Ich war schon immer ein Einzelgänger, ich habe immer mein Ding gemacht. Wahrscheinlich mögen mich deswegen meine kleineren Geschwister so gerne, weil ich mich nie eingemischt habe. Das Solistendasein gefällt mir wirklich sehr. Klar, ich vermisse manchmal meine Frau und meinen Sohn, aber ich werde darüber nicht traurig. Meine Frau bekommt jetzt bald ihr erstes Kind, da werde ich sicher leiden, wenn ich weg bin. Aber Orchester zum Beispiel, das wäre nichts für mich. Ich bin kein Gruppenmensch.

… Rhapsody in School

Ich bin schon zehn Jahre, bevor es das Projekt gab, in Schulen gegangen, um Kinder für Musik zu begeistern. Und Lars Vogt, der Pianist, hat das dann in die Hände genommen, diese ganzen Schulbesuche zu organisieren, andere Musiker einzubinden und das richtig groß aufzuziehen.
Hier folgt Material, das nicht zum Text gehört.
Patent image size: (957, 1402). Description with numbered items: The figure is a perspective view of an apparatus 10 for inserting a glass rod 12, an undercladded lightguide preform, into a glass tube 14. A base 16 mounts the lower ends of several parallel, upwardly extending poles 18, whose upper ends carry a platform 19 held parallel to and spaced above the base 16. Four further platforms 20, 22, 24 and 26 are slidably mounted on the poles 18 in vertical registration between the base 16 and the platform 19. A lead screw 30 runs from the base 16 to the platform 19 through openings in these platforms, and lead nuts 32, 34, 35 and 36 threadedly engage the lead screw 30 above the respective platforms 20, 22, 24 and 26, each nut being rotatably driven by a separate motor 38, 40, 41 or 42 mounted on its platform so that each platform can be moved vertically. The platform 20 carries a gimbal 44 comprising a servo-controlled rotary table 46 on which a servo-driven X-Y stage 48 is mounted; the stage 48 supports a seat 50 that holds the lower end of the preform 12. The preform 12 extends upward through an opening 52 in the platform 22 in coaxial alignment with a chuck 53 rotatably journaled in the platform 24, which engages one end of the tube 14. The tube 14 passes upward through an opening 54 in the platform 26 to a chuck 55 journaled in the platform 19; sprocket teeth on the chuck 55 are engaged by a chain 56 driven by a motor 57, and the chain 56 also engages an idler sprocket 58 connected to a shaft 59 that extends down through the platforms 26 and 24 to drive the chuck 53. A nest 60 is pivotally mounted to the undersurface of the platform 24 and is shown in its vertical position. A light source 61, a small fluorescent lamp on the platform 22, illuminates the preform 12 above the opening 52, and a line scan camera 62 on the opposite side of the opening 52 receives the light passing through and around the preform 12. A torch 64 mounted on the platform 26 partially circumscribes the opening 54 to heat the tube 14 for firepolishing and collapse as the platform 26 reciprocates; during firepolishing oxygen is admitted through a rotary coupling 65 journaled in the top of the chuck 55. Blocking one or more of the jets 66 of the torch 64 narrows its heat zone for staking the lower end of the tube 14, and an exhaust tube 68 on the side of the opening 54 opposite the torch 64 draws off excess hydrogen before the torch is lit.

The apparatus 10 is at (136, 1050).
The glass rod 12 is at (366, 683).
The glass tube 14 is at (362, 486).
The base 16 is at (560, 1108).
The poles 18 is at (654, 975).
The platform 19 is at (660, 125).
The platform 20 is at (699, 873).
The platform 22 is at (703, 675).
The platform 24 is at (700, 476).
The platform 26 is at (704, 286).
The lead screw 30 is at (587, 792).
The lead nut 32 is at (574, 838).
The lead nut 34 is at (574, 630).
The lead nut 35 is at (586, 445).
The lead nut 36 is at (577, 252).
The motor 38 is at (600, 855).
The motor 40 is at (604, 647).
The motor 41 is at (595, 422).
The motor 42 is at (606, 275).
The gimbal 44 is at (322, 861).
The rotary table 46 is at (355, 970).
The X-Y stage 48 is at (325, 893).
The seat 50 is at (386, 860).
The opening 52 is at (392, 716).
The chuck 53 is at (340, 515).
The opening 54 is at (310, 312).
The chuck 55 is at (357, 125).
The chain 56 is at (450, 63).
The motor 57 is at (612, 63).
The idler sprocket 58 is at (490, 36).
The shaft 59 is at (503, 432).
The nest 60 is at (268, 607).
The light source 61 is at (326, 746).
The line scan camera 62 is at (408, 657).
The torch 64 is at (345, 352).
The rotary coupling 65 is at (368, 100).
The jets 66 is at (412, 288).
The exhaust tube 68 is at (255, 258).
Ich möchte einfach, dass Kinder auch motiviert werden, ein Instrument zu erlernen, damit sie diese unglaubliche Erfüllung erfahren können, wenn man sich kreativ und künstlerisch ausdrückt. Ich komme dann da in die Schule und spiele etwas und die stellen ganz viele Fragen – das reicht von „Was ist Dein Lieblingsjoghurt?“ bis „Warum wackelst Du so mit den Fingern?“. Dabei habe ich auch etwas gelernt, weil die Kinder sich darüber beschwert haben, dass ich meine Augen verschließe. Ich kann mich dann besser konzentrieren, aber auf der anderen Seite ist es auch einfach meine Scheu. Die Scheu, denjenigen anzugucken, vor dem man sich emotional entblößt. Aber die Kinder haben mir gezeigt, wie wichtig es ist, sein Publikum anzugucken, wenn man es emotional mitnehmen möchte.